O ultrassom endorretal (EUS) permite avaliar a profundidade de invasão do tumor primário e o status dos linfonodos adjacentes, embora subestime ou superestime o estadiamento em aproximadamente 20% dos casos. Já a ressonância magnética consolidou-se como modalidade padrão para o estadiamento pré-operatório. A RM identifica invasão da gordura mesorretal (T3), comprometimento de estruturas adjacentes (T4), avalia o status linfonodal, verifica a distância da margem anal e determina a operabilidade com margens negativas.
O PET/CT pode auxiliar no delineamento da doença macroscópica, mas áreas de baixa captação do radiotraçador não devem se sobrepor aos achados do exame físico, endoscopia ou CT/RM. Na prática, a fusão de imagens PET/CT com o planejamento é mais útil para confirmar a extensão do GTV do que para substituir os outros métodos de imagem.

Para uma visão abrangente sobre delineamento de volumes alvo em diversas localizações anatômicas, confira nosso guia completo sobre delineamento de volume alvo e configuração de campos.
Simulação e Localização Diária no Câncer Retal
A escolha do posicionamento depende diretamente da técnica de tratamento. Na radioterapia conformacional 3D, a simulação em decúbito ventral sobre belly board desloca o intestino delgado anteriormente, reduzindo a dose nessa estrutura crítica. Quando o planejamento utiliza IMRT, a recomendação é posicionar o paciente em decúbito dorsal com molde corporal, garantindo reprodutibilidade do setup. Um marcador radiopaco deve ser colocado na margem anal, e cicatrizes cirúrgicas devem ser marcadas com fio metálico.
A simulação por CT com contraste intravenoso e espessura de corte de no máximo 3 mm é mandatória. Contraste oral pode ajudar a delinear o intestino delgado. A fusão com PET/CT ou RM diagnóstica melhora a precisão do delineamento. O enchimento vesical merece atenção especial: bexiga cheia reduz o volume de alça intestinal na pelve, enquanto bexiga vazia oferece maior reprodutibilidade.
Para verificação do alinhamento, recomenda-se imagem guiada com kV ortogonal diário e CBCT semanal para avaliar tecidos moles, ajustando conforme a reprodutibilidade do setup.
Volumes Alvo e Planejamento: Campos Conformacionais 3D

A radioterapia conformacional 3D clássica para câncer retal utiliza um campo PA e dois campos laterais opostos antes do cone-down. As bordas tradicionais do campo PA são: superior no interespaço L5/S1; inferior na borda inferior do forame obturador ou 3 cm abaixo do GTV (o que for mais distal); lateral 1,5 a 2 cm lateral ao rebordo pélvico.
Para os campos laterais, as bordas incluem: superior e inferior iguais ao campo PA; anterior na margem posterior da sínfise púbica (referência óssea para linfonodos ilíacos internos) em doença T1-T3, ou pelo menos 1 cm anterior à borda anterior da sínfise púbica (referência para linfonodos ilíacos externos) em tumores T4; posterior 1 a 1,5 cm atrás da borda posterior do sacro ósseo.

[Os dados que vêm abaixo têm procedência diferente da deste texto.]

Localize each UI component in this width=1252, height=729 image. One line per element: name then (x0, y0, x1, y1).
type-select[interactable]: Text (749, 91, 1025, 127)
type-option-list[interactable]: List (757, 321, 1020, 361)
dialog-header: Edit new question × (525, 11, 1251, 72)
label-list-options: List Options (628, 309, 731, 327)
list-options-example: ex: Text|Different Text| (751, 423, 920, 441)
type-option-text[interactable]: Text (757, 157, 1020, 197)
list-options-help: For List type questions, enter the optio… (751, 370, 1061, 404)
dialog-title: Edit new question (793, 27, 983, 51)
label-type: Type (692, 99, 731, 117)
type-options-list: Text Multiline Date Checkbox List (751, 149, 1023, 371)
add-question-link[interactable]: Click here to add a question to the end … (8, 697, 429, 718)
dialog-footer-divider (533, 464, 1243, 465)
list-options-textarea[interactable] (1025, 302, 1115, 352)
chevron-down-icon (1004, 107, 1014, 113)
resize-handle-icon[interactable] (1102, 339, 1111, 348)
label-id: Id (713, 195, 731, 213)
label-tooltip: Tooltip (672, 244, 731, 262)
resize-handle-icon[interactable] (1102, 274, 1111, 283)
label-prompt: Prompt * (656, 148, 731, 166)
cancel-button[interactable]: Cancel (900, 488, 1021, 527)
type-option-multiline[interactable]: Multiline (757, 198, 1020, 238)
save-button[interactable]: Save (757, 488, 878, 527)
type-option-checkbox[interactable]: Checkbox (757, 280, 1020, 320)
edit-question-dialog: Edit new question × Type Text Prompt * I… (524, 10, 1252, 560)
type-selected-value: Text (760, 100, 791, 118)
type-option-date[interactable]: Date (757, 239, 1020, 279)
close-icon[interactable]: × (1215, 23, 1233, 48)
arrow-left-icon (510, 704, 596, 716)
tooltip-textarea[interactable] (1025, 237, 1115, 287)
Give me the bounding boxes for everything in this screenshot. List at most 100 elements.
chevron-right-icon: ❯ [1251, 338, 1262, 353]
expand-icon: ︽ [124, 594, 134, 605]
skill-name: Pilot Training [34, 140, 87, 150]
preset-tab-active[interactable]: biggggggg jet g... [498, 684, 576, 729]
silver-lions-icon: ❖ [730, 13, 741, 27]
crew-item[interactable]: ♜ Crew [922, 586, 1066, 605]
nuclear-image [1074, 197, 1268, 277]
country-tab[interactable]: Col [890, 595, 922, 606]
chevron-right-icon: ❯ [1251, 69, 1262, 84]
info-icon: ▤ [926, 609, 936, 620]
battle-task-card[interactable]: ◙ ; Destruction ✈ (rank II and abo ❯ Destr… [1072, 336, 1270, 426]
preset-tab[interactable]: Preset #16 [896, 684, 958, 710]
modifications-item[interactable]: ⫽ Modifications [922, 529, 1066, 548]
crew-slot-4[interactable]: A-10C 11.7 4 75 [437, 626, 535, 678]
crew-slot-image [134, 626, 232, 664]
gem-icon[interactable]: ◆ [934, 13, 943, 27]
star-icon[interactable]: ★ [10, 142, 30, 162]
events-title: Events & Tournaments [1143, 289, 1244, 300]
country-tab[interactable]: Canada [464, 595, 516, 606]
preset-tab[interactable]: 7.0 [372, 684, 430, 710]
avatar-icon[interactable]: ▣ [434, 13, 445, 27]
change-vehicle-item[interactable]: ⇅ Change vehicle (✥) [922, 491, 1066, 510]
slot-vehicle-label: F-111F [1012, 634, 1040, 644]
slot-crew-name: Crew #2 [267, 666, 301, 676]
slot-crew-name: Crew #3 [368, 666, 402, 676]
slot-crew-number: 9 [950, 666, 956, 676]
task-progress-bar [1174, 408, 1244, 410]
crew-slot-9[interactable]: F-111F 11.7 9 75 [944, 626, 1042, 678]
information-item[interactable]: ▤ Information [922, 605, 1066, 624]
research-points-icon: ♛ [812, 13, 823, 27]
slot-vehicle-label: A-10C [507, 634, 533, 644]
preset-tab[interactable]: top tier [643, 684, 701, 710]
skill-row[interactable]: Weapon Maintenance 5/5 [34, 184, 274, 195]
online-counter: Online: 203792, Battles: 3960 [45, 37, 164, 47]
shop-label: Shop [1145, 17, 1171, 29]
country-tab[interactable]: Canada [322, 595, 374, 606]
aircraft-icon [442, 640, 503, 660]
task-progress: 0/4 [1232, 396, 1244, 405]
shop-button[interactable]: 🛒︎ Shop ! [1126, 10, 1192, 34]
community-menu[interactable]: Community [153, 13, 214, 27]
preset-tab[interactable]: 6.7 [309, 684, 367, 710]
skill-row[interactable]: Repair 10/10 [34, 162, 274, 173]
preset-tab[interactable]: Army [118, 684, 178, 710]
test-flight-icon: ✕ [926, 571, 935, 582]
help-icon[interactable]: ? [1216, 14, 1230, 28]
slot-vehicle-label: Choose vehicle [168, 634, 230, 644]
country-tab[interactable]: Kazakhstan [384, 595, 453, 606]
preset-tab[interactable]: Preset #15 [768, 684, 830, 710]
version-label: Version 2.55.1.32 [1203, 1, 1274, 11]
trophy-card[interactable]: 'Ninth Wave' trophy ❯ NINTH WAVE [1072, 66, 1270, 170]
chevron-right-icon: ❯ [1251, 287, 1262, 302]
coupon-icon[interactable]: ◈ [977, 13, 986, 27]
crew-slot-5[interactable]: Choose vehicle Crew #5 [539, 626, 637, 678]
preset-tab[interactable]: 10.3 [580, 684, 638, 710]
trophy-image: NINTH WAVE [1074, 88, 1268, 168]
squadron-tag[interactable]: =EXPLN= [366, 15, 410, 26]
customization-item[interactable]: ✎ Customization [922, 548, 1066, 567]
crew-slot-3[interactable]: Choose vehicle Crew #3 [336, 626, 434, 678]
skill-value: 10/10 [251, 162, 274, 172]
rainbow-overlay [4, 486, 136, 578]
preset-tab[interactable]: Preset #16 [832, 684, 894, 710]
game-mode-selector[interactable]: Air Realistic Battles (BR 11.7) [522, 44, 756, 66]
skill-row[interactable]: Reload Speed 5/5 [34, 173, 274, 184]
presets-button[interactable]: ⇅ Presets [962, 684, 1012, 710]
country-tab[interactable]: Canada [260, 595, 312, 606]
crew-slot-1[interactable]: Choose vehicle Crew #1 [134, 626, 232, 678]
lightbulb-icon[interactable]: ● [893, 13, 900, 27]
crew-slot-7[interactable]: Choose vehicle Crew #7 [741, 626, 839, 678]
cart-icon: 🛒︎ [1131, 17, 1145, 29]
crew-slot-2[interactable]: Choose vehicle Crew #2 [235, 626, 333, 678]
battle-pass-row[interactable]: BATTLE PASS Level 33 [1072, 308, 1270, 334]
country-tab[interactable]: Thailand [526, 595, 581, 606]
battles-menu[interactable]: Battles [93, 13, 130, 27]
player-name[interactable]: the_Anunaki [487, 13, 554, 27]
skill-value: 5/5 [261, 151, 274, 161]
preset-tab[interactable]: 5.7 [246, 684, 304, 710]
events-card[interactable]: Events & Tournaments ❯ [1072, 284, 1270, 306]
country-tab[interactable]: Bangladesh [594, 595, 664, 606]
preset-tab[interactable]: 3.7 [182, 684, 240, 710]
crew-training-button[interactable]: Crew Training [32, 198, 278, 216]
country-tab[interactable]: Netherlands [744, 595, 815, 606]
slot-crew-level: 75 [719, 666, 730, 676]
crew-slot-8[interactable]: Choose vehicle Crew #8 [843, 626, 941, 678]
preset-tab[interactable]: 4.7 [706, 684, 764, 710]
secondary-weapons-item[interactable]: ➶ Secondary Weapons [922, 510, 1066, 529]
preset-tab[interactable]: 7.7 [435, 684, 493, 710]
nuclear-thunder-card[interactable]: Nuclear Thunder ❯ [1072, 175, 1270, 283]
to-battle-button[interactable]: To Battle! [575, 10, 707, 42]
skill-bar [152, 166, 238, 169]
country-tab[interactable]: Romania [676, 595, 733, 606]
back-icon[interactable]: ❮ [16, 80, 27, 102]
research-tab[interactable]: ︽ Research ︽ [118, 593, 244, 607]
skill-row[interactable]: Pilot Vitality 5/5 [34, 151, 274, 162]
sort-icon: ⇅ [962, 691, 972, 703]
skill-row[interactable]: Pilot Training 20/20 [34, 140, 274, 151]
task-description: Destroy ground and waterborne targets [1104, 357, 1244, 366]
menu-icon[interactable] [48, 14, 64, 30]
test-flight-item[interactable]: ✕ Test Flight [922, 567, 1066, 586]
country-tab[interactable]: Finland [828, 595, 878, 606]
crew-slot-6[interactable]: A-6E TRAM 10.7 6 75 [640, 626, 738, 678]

Com o planejamento baseado em CT, essas bordas podem ser modificadas para garantir cobertura adequada do PTV. Os volumes-alvo — incluindo GTV primário e nodal, CTVs e PTV — devem ser delineados em cada corte aplicável da CT de planejamento.
Definição dos Volumes de Tratamento: GTV, CTV-HR e CTV-SR
O GTV primário (GTV-P) engloba toda a doença macroscópica identificada no exame físico, endoscopia e exames de imagem. O GTV nodal (GTV-N) inclui todos os linfonodos perirretais, messorretais e ilíacos comprometidos. Na ausência de biópsia, linfonodos duvidosos devem ser incluídos como GTV. Tumores retais baixos exigem atenção aos linfonodos inguinais, e tumores com invasão anterior em órgãos adjacentes requerem avaliação dos linfonodos ilíacos externos.
O CTV de alto risco (CTV-HR) deve incluir o GTV com margem mínima de 1,5 a 2 cm superior e inferiormente, além de todo o reto, mesorreto e espaço pré-sacral. Para linfonodos ilíacos externos ou inguinais macroscopicamente comprometidos, a margem GTV-para-CTV deve ser de no mínimo 10 a 15 mm. Em tumores T4, adiciona-se margem de 1 a 2 cm nos órgãos adjacentes invadidos (bexiga, próstata, cérvix).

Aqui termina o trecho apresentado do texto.